What turned into a 90-page screenplay was met with the reality of trying to get people to work for free.


“If you read the script and watch the movie, they are completely different,” Gribble admits. “We had to come up with things on the spot and expand on subplots on the fly.”


Plescow adds, “People didn’t show up. Lots of characters were replacements because someone may quit or not show up to rehearsal.”


These complications that arose while shooting meant that some days they couldn’t follow the script. There were times they would take pencil to paper and rewrite as they were going.”


How could they get the actors that did show up to perform under these conditions?

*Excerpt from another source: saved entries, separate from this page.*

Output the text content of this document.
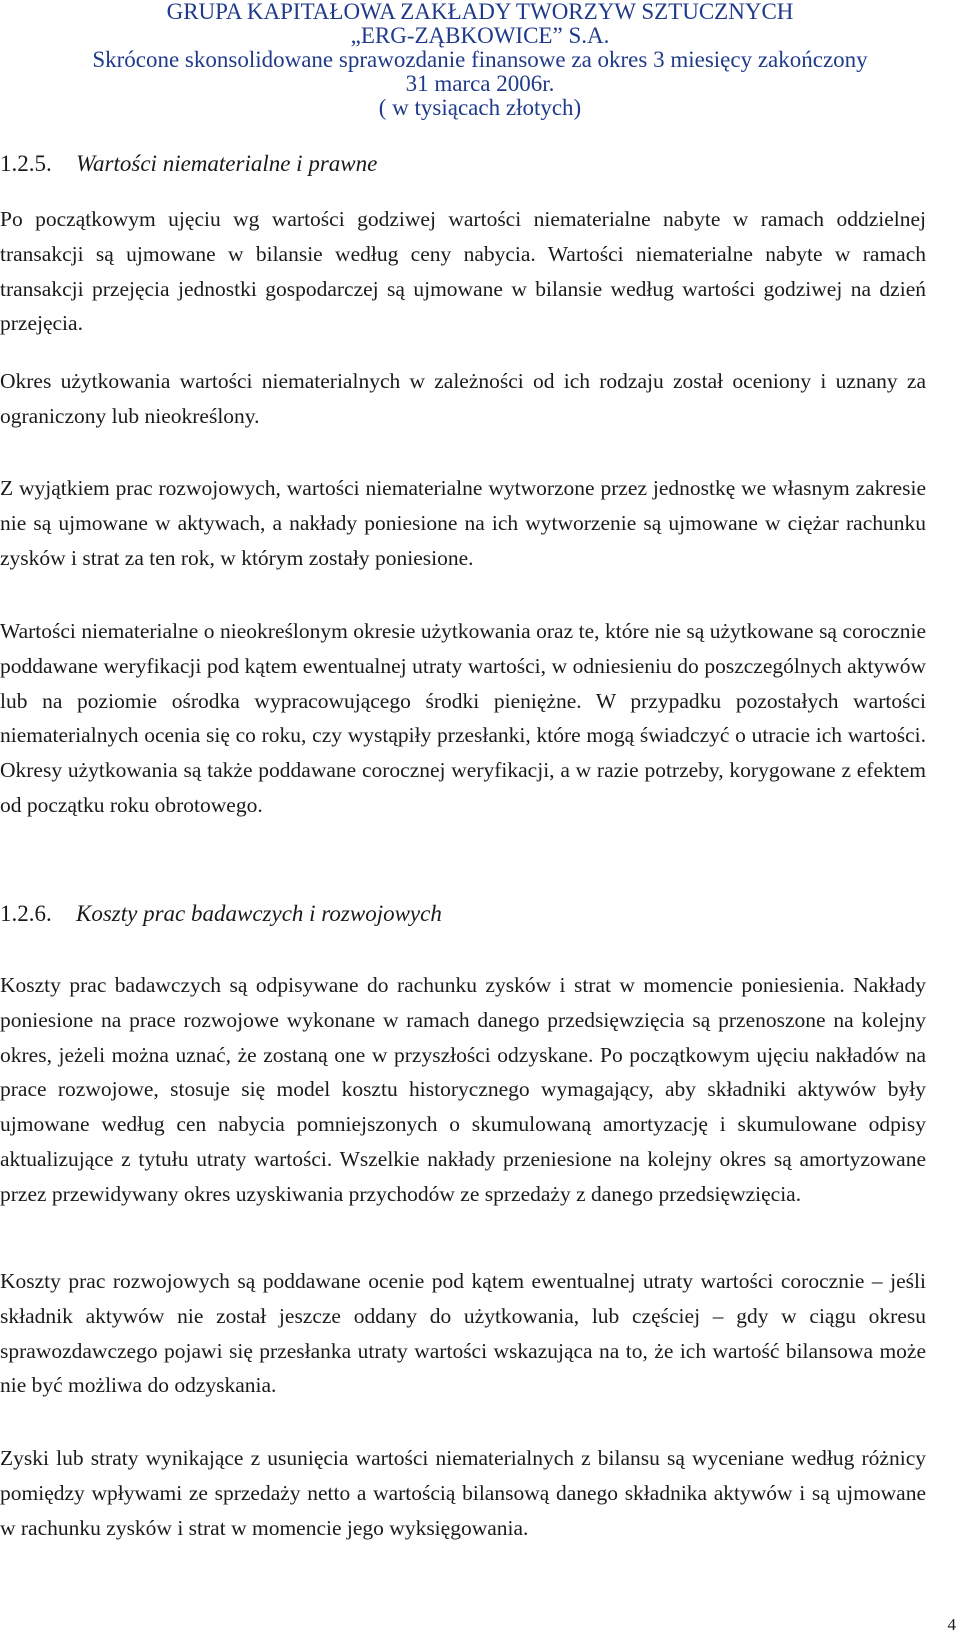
GRUPA KAPITAŁOWA ZAKŁADY TWORZYW SZTUCZNYCH
„ERG-ZĄBKOWICE” S.A.
Skrócone skonsolidowane sprawozdanie finansowe za okres 3 miesięcy zakończony
31 marca 2006r.
( w tysiącach złotych)
1.2.5. Wartości niematerialne i prawne

Po początkowym ujęciu wg wartości godziwej wartości niematerialne nabyte w ramach oddzielnej transakcji są ujmowane w bilansie według ceny nabycia. Wartości niematerialne nabyte w ramach transakcji przejęcia jednostki gospodarczej są ujmowane w bilansie według wartości godziwej na dzień przejęcia.

Okres użytkowania wartości niematerialnych w zależności od ich rodzaju został oceniony i uznany za ograniczony lub nieokreślony.

Z wyjątkiem prac rozwojowych, wartości niematerialne wytworzone przez jednostkę we własnym zakresie nie są ujmowane w aktywach, a nakłady poniesione na ich wytworzenie są ujmowane w ciężar rachunku zysków i strat za ten rok, w którym zostały poniesione.

Wartości niematerialne o nieokreślonym okresie użytkowania oraz te, które nie są użytkowane są corocznie poddawane weryfikacji pod kątem ewentualnej utraty wartości, w odniesieniu do poszczególnych aktywów lub na poziomie ośrodka wypracowującego środki pieniężne. W przypadku pozostałych wartości niematerialnych ocenia się co roku, czy wystąpiły przesłanki, które mogą świadczyć o utracie ich wartości. Okresy użytkowania są także poddawane corocznej weryfikacji, a w razie potrzeby, korygowane z efektem od początku roku obrotowego.

1.2.6. Koszty prac badawczych i rozwojowych

Koszty prac badawczych są odpisywane do rachunku zysków i strat w momencie poniesienia. Nakłady poniesione na prace rozwojowe wykonane w ramach danego przedsięwzięcia są przenoszone na kolejny okres, jeżeli można uznać, że zostaną one w przyszłości odzyskane. Po początkowym ujęciu nakładów na prace rozwojowe, stosuje się model kosztu historycznego wymagający, aby składniki aktywów były ujmowane według cen nabycia pomniejszonych o skumulowaną amortyzację i skumulowane odpisy aktualizujące z tytułu utraty wartości. Wszelkie nakłady przeniesione na kolejny okres są amortyzowane przez przewidywany okres uzyskiwania przychodów ze sprzedaży z danego przedsięwzięcia.

Koszty prac rozwojowych są poddawane ocenie pod kątem ewentualnej utraty wartości corocznie – jeśli składnik aktywów nie został jeszcze oddany do użytkowania, lub częściej – gdy w ciągu okresu sprawozdawczego pojawi się przesłanka utraty wartości wskazująca na to, że ich wartość bilansowa może nie być możliwa do odzyskania.

Zyski lub straty wynikające z usunięcia wartości niematerialnych z bilansu są wyceniane według różnicy pomiędzy wpływami ze sprzedaży netto a wartością bilansową danego składnika aktywów i są ujmowane w rachunku zysków i strat w momencie jego wyksięgowania.

4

“We told them that everything should be natural and real,” Plescow says. “Don’t shy away from improv.”


Both Gribble and Plescow felt that it was better to have an authentic approach when changes were needed then to try to have their actors remember ever-changing lines.

What the small group of actors and crew saw was how seriously these young filmmakers were taking the process.


“The people on board have to know you take it seriously,” Plescow states. “This isn’t for fun. It’s for real. We were 19- and 21–years old, two kids directing. People were probably deterred.”


Once completed, they uploaded the movie onto YouTube and gave it away for free while also creating DVDs and trying to sell them. It wasn’t until a distributor came across the film that they were able to strike a deal and get Jake & Jack onto several streaming services.


The duo are currently working on a web-series titled Running with Wolves where they are testing the limits on what they can do.


“The series is one big test,” Plescow explains. “How can we improve our filmmaking? What gets people out of their comfort zone?”


Both offer the same advice for anyone trying to turn their script into a produced piece of work: Go do it and don’t let anyone stop you.


They discovered that if they put in enough work and you see rewards.